Recycling roundup 2nd July
The supermarket Morrisons has announced measures to reduce plastic pollution, which includes a commitment to make all of its own brand packaging reusable, recyclable, or compostable by 2025. They are one of many businesses that have signed up to WRAP’s UK plastics PACT, an industry initiative which aims to change the way that businesses use plastic and to prevent them from ending up in the environment.
Other things Morrisons are doing to do their bit are:
Letting customers use their own containers when they purchase meat and fish from the butcher and fishmonger counters.
Assessing all of their own brand products to see where plastic packaging can be reduced or removed.
Trialling the removal of plastic packaging from fruit and vegetables in a number of their stores.
Making more of their packaging recyclable, partly by phasing out black plastic trays for ready meals, meat and fish by the end of 2019.
Installing drinking water fountains into their newly-built stores, so people can fill up their water bottles instead of buying new ones.
No longer selling cotton buds with plastic stems
No longer selling single-use carrier bags
Image courtesy of WRAP UK
The waste management firm Veolia has opened what it says is Europe’s first solar panels recycling facility in France
The company signed a contract with solar recycling group PV Cycle France which will see them recycle 1,300 tonnes of solar panels this year.
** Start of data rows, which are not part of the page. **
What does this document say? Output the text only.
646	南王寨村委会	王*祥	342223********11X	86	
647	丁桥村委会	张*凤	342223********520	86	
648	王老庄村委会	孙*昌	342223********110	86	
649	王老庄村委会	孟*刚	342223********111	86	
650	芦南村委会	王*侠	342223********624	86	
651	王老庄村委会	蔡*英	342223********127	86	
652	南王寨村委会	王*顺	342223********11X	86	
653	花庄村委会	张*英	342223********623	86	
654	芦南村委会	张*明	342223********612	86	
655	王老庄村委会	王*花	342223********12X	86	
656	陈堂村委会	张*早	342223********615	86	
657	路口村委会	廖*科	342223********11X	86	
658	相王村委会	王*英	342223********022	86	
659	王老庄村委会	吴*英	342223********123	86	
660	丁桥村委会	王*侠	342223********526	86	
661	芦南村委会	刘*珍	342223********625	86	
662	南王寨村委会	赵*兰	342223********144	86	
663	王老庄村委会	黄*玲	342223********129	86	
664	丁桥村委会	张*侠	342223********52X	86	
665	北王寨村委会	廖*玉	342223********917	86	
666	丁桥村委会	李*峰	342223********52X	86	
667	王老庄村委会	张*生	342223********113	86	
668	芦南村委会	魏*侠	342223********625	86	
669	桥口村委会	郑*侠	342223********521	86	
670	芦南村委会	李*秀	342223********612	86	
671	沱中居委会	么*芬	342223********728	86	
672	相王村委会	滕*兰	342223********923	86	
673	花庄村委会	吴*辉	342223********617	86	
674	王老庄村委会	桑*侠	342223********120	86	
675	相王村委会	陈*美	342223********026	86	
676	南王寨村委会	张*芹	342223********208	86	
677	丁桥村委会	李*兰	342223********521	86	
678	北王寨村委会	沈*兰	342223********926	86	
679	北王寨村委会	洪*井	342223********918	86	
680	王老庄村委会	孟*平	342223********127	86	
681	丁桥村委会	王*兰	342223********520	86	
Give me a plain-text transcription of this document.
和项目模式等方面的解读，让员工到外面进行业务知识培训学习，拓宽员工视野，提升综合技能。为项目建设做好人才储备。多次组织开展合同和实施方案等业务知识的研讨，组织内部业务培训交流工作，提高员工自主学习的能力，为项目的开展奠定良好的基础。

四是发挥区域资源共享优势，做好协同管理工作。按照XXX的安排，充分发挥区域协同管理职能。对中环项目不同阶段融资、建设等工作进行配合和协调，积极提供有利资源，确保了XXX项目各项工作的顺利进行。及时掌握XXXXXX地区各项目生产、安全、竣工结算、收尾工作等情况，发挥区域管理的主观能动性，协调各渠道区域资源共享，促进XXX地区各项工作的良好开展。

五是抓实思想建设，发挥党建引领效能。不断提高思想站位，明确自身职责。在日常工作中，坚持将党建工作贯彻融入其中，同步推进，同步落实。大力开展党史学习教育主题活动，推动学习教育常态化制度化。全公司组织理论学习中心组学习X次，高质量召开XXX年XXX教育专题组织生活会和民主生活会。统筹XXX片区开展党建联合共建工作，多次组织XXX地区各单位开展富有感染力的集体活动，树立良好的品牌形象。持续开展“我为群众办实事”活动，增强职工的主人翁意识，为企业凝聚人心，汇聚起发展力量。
This is roughly the number of panels that will be decommissioned across France.
Solar panels tend to have lifespans of around 25 years, and many of the oldest panels are nearing the end of their life.
The facility uses robots to take the solar panels apart, and recover the reusable materials like glass, silicon, plastics, copper, and silver so they can be used to create new panels.
Previously, used solar panels were sent to normal waste plants and much of the valuable materials were lost. Veolia aims to recycle 4000 tonnes of solar panels per year by 2022.
Councils across the West Midlands are sending the recycling they collect overseas, with paper, card and plastics being sent to China and other destinations.
The most recent figures show that Dudley council sent 1,680 tonnes of card and paper and 16 tonnes of plastics to China, as well as 102 tonnes of paper and card and 5 tonnes of plastics to Malaysia and the Philippines. The council also sent 5 tonnes of PET plastics to Indonesia and 4 tonnes of HDPE plastics to Taiwan.
Solihull council sent 175 tonnes of card, 1,523 tonnes of mixed paper and card and 20 tonnes of food and beverage cartons to China in 2016/17. They also sent 93 tonnes of plastic to the Netherlands, 16 tonnes of plastics to Poland and 7 tonnes of plastics to Turkey.
Over 2 years, 2.2 million tonnes of recyclables were sent overseas, 500,000 tonnes of them to an ‘unknown destination.’
This is a situation that is occurring nationwide. England recycles 44% of its household waste, which puts the country at 18th in the world recycling league table, behind countries like South Korea, Taiwan and Slovenia.
Environmental charities have called for the government to play more of an active role by setting recycling targets telling councils how to collect recycling.
The Green Party MP Caroline Lucas commented that Britain should be leading the way in recycling instead of passing all of its waste onto other countries. She added that people were being misled about what happens to their waste when they put it in the recycling bin.